The motor effects of stimuli delivered through four-channel, quadripolar macroelectrodes chronically implanted in the ventrolateral thalamus were studied in 20 awake cooperating human subjects. Single stimuli could inhibit voluntary contraction of the contralateral first dorsal interosseous muscle (FDI) for up to 200 ms. The inhibition was often followed by a rebound facilitation or by oscillatory activity.
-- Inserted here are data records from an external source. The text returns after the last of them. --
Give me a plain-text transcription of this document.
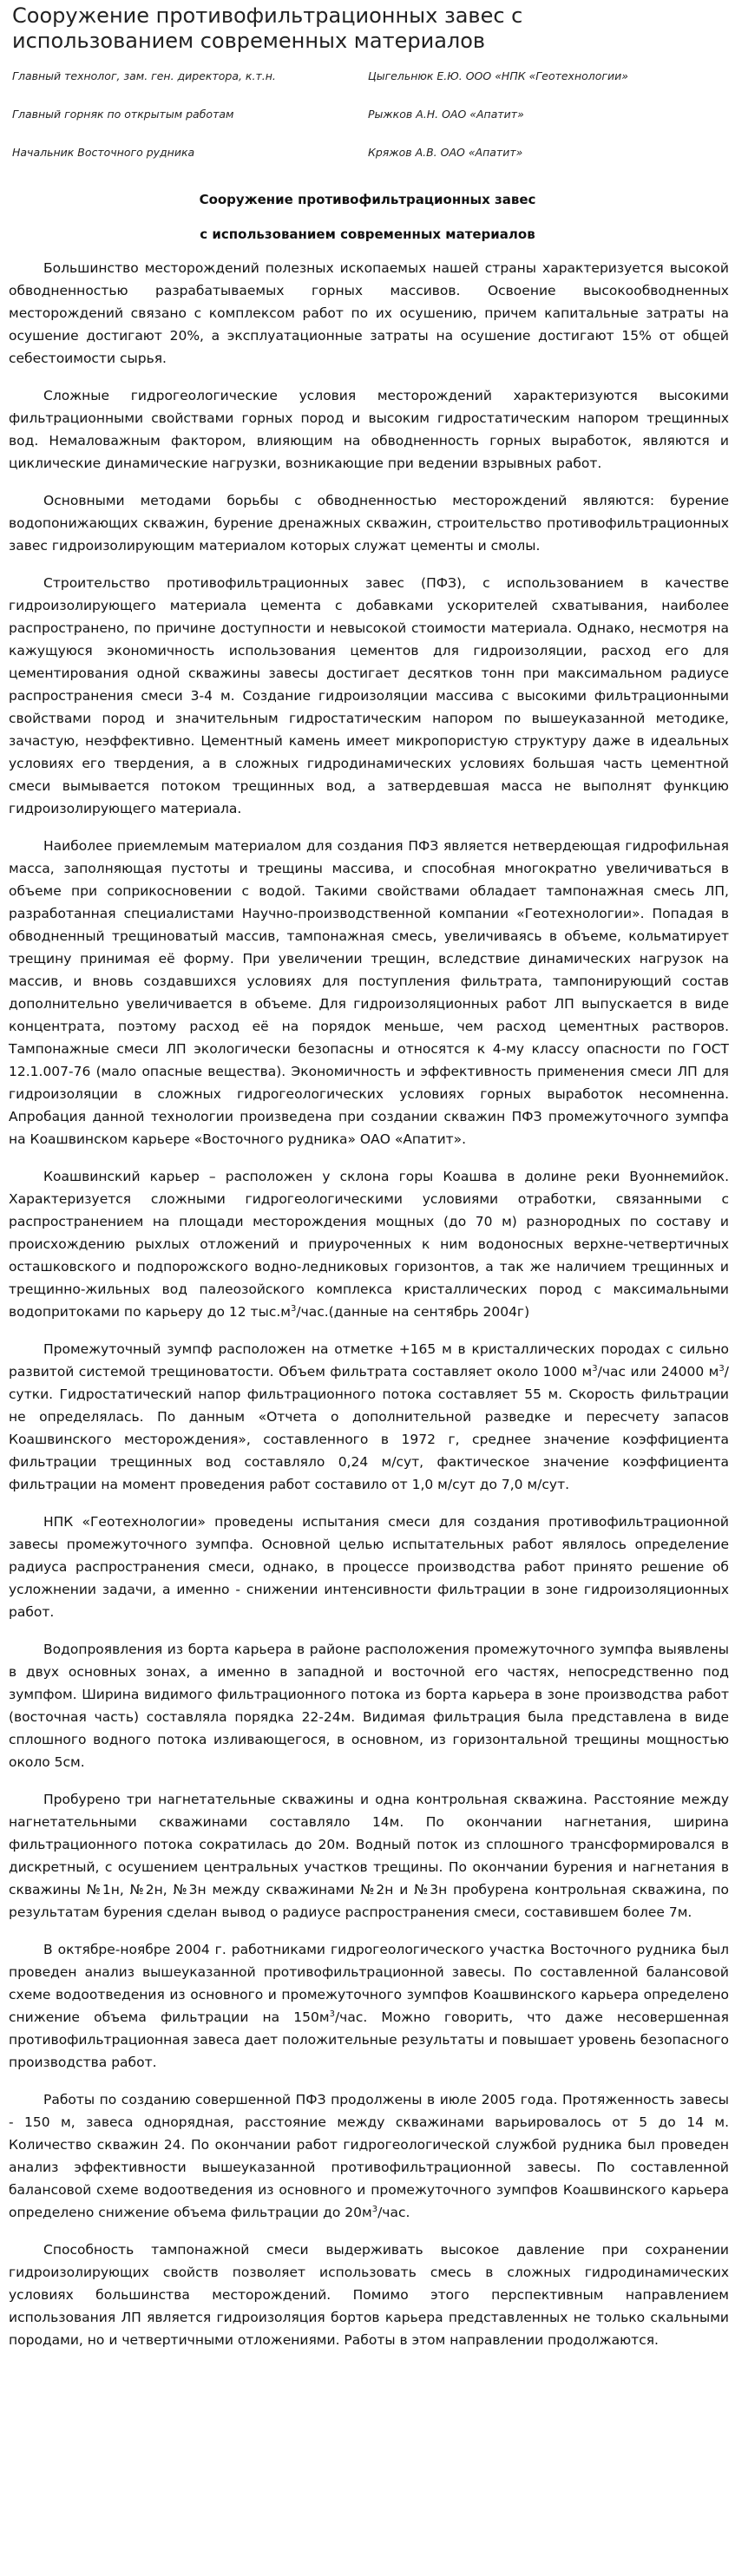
Сооружение противофильтрационных завес с использованием современных материалов
Главный технолог, зам. ген. директора, к.т.н.	Цыгельнюк Е.Ю. ООО «НПК «Геотехнологии»
Главный горняк по открытым работам	Рыжков А.Н. ОАО «Апатит»
Начальник Восточного рудника	Кряжов А.В. ОАО «Апатит»
Сооружение противофильтрационных завес
с использованием современных материалов

Большинство месторождений полезных ископаемых нашей страны характеризуется высокой обводненностью разрабатываемых горных массивов. Освоение высокообводненных месторождений связано с комплексом работ по их осушению, причем капитальные затраты на осушение достигают 20%, а эксплуатационные затраты на осушение достигают 15% от общей себестоимости сырья.

Сложные гидрогеологические условия месторождений характеризуются высокими фильтрационными свойствами горных пород и высоким гидростатическим напором трещинных вод. Немаловажным фактором, влияющим на обводненность горных выработок, являются и циклические динамические нагрузки, возникающие при ведении взрывных работ.

Основными методами борьбы с обводненностью месторождений являются: бурение водопонижающих скважин, бурение дренажных скважин, строительство противофильтрационных завес гидроизолирующим материалом которых служат цементы и смолы.

Строительство противофильтрационных завес (ПФЗ), с использованием в качестве гидроизолирующего материала цемента с добавками ускорителей схватывания, наиболее распространено, по причине доступности и невысокой стоимости материала. Однако, несмотря на кажущуюся экономичность использования цементов для гидроизоляции, расход его для цементирования одной скважины завесы достигает десятков тонн при максимальном радиусе распространения смеси 3-4 м. Создание гидроизоляции массива с высокими фильтрационными свойствами пород и значительным гидростатическим напором по вышеуказанной методике, зачастую, неэффективно. Цементный камень имеет микропористую структуру даже в идеальных условиях его твердения, а в сложных гидродинамических условиях большая часть цементной смеси вымывается потоком трещинных вод, а затвердевшая масса не выполнят функцию гидроизолирующего материала.

Наиболее приемлемым материалом для создания ПФЗ является нетвердеющая гидрофильная масса, заполняющая пустоты и трещины массива, и способная многократно увеличиваться в объеме при соприкосновении с водой. Такими свойствами обладает тампонажная смесь ЛП, разработанная специалистами Научно-производственной компании «Геотехнологии». Попадая в обводненный трещиноватый массив, тампонажная смесь, увеличиваясь в объеме, кольматирует трещину принимая её форму. При увеличении трещин, вследствие динамических нагрузок на массив, и вновь создавшихся условиях для поступления фильтрата, тампонирующий состав дополнительно увеличивается в объеме. Для гидроизоляционных работ ЛП выпускается в виде концентрата, поэтому расход её на порядок меньше, чем расход цементных растворов. Тампонажные смеси ЛП экологически безопасны и относятся к 4-му классу опасности по ГОСТ 12.1.007-76 (мало опасные вещества). Экономичность и эффективность применения смеси ЛП для гидроизоляции в сложных гидрогеологических условиях горных выработок несомненна. Апробация данной технологии произведена при создании скважин ПФЗ промежуточного зумпфа на Коашвинском карьере «Восточного рудника» ОАО «Апатит».

Коашвинский карьер – расположен у склона горы Коашва в долине реки Вуоннемийок. Характеризуется сложными гидрогеологическими условиями отработки, связанными с распространением на площади месторождения мощных (до 70 м) разнородных по составу и происхождению рыхлых отложений и приуроченных к ним водоносных верхне-четвертичных осташковского и подпорожского водно-ледниковых горизонтов, а так же наличием трещинных и трещинно-жильных вод палеозойского комплекса кристаллических пород с максимальными водопритоками по карьеру до 12 $тыс.м^3/час.(данные$ на сентябрь 2004г)

Промежуточный зумпф расположен на отметке +165 м в кристаллических породах с сильно развитой системой трещиноватости. Объем фильтрата составляет около 1000 $м^3$/час или 24000 $м^3$/сутки. Гидростатический напор фильтрационного потока составляет 55 м. Скорость фильтрации не определялась. По данным «Отчета о дополнительной разведке и пересчету запасов Коашвинского месторождения», составленного в 1972 г, среднее значение коэффициента фильтрации трещинных вод составляло 0,24 м/сут, фактическое значение коэффициента фильтрации на момент проведения работ составило от 1,0 м/сут до 7,0 м/сут.

НПК «Геотехнологии» проведены испытания смеси для создания противофильтрационной завесы промежуточного зумпфа. Основной целью испытательных работ являлось определение радиуса распространения смеси, однако, в процессе производства работ принято решение об усложнении задачи, а именно - снижении интенсивности фильтрации в зоне гидроизоляционных работ.

Водопроявления из борта карьера в районе расположения промежуточного зумпфа выявлены в двух основных зонах, а именно в западной и восточной его частях, непосредственно под зумпфом. Ширина видимого фильтрационного потока из борта карьера в зоне производства работ (восточная часть) составляла порядка 22-24м. Видимая фильтрация была представлена в виде сплошного водного потока изливающегося, в основном, из горизонтальной трещины мощностью около 5см.

Пробурено три нагнетательные скважины и одна контрольная скважина. Расстояние между нагнетательными скважинами составляло 14м. По окончании нагнетания, ширина фильтрационного потока сократилась до 20м. Водный поток из сплошного трансформировался в дискретный, с осушением центральных участков трещины. По окончании бурения и нагнетания в скважины №1н, №2н, №3н между скважинами №2н и №3н пробурена контрольная скважина, по результатам бурения сделан вывод о радиусе распространения смеси, составившем более 7м.

В октябре-ноябре 2004 г. работниками гидрогеологического участка Восточного рудника был проведен анализ вышеуказанной противофильтрационной завесы. По составленной балансовой схеме водоотведения из основного и промежуточного зумпфов Коашвинского карьера определено снижение объема фильтрации на $150м^3$/час. Можно говорить, что даже несовершенная противофильтрационная завеса дает положительные результаты и повышает уровень безопасного производства работ.

Работы по созданию совершенной ПФЗ продолжены в июле 2005 года. Протяженность завесы - 150 м, завеса однорядная, расстояние между скважинами варьировалось от 5 до 14 м. Количество скважин 24. По окончании работ гидрогеологической службой рудника был проведен анализ эффективности вышеуказанной противофильтрационной завесы. По составленной балансовой схеме водоотведения из основного и промежуточного зумпфов Коашвинского карьера определено снижение объема фильтрации до $20м^3$/час.

Способность тампонажной смеси выдерживать высокое давление при сохранении гидроизолирующих свойств позволяет использовать смесь в сложных гидродинамических условиях большинства месторождений. Помимо этого перспективным направлением использования ЛП является гидроизоляция бортов карьера представленных не только скальными породами, но и четвертичными отложениями. Работы в этом направлении продолжаются.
This inhibition appeared to arise from the ventrolateral thalamus and could not be obtained in other patients by stimulation of the periventricular grey matter (PVG), the globus pallidus internus (GPI), or the subthalamic nucleus (STN). The neural elements activated by the stimulus had a short chronaxie and a short refractory period, implying that they were large-diameter axons. Similar effects were obtained from each of the four electrodes in the row, suggesting that this fiber system lay parallel rather than perpendicular to the implanted macroelectrode. The inhibition resulting from a single stimulus was diminished by a prior stimulus or train of stimuli. A continuous train of stimuli produced inhibition for only the first 200 ms. We propose that the thalamic stimulus activates a neural network which includes thalamic relay cells and neurons of the thalamic reticular nucleus and that the inhibition of thalamic relay cells habituates with repeated stimuli. It has been suggested that parkinsonian rest tremor results from synchronization of the oscillatory activity of this network. If this is the case, continuous thalamic stimulation might disrupt this oscillation by diminishing the inhibitory phase.